I guess that JP Morgan is hoping to turn around this Bear market.
3-17-2008 @ 4:53PM
william lindblad said...
Deja Vue? Suggested reading - J.P. Morgan (in the flesh) and the banks, ca. 1909. As time goes by, the current seems to be similar, however this is on a grand scale in comparison. So far, the casualty list includes Northern Rock, Bear Sterns, a few European banks and one in Ireland. Granted conditions vary, but all have had some kind of government intervention. Citicorp & Countrywide are making it on private. Throw in the bond, hedge funds and the MMA's that have trouble and it is pretty obvious that all is far from known. Of late the stock market is having some wild swings but generally manages to turn upward in the last hour. Is this investor optimisim or is it stabilization buying. I assume some of this is corporations buying their own as this would be good sense given the falling dollar and many are cash heavy. The Fed is going to cut again and the dollar slide is a foregone conclusion. Buyback programs are going into high gear as most stocks are at lows. The big question is how long before this reaches the practical end and the market moves lower and at this point, does foreign investment stay - or take flight?
3-17-2008 @ 7:02PM
argyleeagle said...
Serves the greedy Bear Stearns bastards right. They deserve to go under. Karma is hell, Bear Stearns - turnabout is fair play , and I am getting the last laugh !
3-24-2008 @ 4:17AM
B. Harrison said...
The basic principle of the "free market economy" is that those who take the risks, bear the results (profit or loss).
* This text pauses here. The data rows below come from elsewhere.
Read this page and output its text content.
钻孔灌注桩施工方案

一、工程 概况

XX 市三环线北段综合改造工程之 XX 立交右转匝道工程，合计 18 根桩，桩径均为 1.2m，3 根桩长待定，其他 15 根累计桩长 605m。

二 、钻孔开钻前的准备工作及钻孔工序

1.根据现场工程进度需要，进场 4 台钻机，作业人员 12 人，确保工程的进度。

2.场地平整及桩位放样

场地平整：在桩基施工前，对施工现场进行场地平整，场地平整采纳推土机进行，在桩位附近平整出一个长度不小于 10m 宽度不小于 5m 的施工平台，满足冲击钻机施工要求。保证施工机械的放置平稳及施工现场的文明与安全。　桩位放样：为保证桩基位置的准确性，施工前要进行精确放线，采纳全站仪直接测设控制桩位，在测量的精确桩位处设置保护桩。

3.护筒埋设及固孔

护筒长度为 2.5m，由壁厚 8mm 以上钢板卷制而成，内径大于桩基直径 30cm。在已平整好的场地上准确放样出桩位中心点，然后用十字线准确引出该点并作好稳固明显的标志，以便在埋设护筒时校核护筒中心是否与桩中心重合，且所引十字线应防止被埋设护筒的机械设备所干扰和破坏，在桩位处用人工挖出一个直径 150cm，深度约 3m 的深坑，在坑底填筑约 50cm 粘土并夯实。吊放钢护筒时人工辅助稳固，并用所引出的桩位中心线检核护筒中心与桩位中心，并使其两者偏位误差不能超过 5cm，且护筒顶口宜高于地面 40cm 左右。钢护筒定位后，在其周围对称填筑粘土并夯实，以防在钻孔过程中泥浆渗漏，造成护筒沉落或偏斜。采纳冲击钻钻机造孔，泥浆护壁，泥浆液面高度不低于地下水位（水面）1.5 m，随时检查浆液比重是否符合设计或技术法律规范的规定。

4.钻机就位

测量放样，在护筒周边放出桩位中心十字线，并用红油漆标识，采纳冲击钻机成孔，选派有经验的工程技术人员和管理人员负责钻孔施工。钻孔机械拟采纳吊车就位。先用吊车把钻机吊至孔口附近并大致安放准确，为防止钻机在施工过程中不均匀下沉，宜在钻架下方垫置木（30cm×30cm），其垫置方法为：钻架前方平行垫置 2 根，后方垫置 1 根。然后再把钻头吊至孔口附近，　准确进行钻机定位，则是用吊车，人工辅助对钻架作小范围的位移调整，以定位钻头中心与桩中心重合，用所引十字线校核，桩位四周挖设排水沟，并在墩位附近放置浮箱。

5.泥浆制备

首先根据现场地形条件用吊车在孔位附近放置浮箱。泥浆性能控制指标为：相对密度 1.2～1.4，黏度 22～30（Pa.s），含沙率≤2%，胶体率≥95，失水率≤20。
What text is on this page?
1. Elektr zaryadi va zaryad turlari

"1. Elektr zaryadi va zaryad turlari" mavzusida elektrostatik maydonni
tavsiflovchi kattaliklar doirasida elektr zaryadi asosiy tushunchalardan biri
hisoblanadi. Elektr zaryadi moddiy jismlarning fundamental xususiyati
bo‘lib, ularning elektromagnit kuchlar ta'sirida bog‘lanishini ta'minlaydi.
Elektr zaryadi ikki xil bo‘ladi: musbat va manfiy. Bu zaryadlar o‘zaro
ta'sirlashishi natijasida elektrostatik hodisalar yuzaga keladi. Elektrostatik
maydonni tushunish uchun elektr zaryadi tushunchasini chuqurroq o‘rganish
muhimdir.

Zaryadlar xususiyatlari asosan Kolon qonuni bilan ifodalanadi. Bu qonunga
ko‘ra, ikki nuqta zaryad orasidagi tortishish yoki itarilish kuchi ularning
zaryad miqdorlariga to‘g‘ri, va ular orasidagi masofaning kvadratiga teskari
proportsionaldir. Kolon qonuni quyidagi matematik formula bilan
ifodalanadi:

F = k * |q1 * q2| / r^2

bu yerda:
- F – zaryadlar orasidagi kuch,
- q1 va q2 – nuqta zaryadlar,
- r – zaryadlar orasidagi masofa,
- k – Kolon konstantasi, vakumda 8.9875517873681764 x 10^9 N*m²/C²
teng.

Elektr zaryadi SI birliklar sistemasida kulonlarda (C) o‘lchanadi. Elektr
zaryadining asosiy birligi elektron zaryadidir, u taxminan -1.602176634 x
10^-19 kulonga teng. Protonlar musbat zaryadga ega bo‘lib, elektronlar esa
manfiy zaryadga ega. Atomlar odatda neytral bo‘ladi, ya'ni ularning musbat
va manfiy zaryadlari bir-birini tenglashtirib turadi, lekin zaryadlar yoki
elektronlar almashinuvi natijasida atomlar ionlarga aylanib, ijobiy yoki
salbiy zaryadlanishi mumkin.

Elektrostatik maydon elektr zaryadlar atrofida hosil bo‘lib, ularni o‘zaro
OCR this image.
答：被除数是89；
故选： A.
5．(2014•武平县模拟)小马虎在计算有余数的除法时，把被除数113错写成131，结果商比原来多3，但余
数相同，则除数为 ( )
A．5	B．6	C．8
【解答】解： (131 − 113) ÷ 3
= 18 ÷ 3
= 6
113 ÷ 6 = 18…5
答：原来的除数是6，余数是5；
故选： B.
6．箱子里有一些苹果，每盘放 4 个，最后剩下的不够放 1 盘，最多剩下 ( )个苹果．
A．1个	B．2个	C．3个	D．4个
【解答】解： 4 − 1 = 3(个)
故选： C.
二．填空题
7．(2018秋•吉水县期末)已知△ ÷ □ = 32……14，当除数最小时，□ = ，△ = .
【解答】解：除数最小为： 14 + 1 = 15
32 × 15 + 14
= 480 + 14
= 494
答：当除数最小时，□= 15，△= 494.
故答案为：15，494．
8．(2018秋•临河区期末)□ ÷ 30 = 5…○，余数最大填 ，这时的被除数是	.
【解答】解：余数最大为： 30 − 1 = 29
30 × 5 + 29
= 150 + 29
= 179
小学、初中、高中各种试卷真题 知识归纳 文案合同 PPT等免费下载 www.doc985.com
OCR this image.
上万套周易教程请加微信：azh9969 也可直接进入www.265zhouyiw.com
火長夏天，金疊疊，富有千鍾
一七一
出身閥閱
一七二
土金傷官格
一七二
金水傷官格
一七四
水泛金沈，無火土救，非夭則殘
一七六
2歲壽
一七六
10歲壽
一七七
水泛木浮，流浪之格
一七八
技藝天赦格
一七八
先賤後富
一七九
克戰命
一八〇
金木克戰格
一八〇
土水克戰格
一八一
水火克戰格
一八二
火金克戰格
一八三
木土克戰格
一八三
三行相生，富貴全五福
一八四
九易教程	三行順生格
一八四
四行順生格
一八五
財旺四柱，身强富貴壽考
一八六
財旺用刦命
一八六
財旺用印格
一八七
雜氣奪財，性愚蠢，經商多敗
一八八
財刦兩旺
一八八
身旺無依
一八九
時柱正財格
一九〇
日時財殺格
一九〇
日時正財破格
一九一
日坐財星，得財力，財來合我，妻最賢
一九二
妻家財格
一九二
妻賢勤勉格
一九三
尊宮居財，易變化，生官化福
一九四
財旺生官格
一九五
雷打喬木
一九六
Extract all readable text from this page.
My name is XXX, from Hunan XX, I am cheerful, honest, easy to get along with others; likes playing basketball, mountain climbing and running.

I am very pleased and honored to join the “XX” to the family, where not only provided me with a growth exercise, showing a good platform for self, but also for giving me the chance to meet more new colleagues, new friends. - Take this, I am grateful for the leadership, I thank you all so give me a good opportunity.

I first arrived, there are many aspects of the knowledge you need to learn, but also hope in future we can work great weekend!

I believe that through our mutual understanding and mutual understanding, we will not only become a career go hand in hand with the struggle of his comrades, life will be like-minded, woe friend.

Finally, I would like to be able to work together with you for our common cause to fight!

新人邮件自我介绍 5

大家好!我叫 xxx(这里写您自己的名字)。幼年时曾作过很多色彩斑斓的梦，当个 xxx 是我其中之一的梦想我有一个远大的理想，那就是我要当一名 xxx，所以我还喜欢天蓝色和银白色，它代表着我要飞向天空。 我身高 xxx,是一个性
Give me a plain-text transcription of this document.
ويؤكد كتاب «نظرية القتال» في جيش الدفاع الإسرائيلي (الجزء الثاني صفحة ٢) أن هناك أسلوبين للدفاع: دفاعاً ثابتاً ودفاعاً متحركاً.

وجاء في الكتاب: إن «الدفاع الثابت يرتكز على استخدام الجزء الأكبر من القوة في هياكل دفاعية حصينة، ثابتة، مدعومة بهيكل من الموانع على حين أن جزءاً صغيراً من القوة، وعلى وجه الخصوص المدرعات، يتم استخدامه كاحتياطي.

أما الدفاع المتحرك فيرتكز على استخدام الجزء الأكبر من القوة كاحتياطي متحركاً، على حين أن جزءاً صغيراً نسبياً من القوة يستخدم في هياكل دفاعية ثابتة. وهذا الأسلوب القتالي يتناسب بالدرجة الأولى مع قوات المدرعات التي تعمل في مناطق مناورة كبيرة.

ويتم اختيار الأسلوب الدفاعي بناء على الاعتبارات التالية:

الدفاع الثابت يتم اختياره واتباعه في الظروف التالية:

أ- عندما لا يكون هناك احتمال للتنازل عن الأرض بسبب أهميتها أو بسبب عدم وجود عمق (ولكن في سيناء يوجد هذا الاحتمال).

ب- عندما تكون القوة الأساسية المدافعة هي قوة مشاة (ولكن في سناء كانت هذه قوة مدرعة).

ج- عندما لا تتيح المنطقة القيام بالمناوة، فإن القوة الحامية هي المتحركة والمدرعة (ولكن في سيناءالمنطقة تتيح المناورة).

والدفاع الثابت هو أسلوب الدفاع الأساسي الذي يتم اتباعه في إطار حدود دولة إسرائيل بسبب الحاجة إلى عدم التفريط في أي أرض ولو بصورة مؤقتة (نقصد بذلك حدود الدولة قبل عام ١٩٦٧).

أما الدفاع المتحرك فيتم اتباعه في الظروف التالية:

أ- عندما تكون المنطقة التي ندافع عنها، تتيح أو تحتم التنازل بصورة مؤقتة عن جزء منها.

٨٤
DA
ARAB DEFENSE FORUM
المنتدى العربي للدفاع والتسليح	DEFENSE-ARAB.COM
A taxpayer "bailout" of this affair is totally unconscionable. JP Morgan Chase is certainly NOT ENTITLED to a tax payer subsidized "windfall profit" in their "purchase of Bear Stearns for a $2.00 per share pittance . . . and that isn't even for cash; it was for a "stock trade value".
Bear sterns should simply be put into bankruptcy; and let the chips fall where they may.
The principle of the "free market economy" are either valid in good times and bad times . . . or it is merely a political tool being used by the financially irresponsible.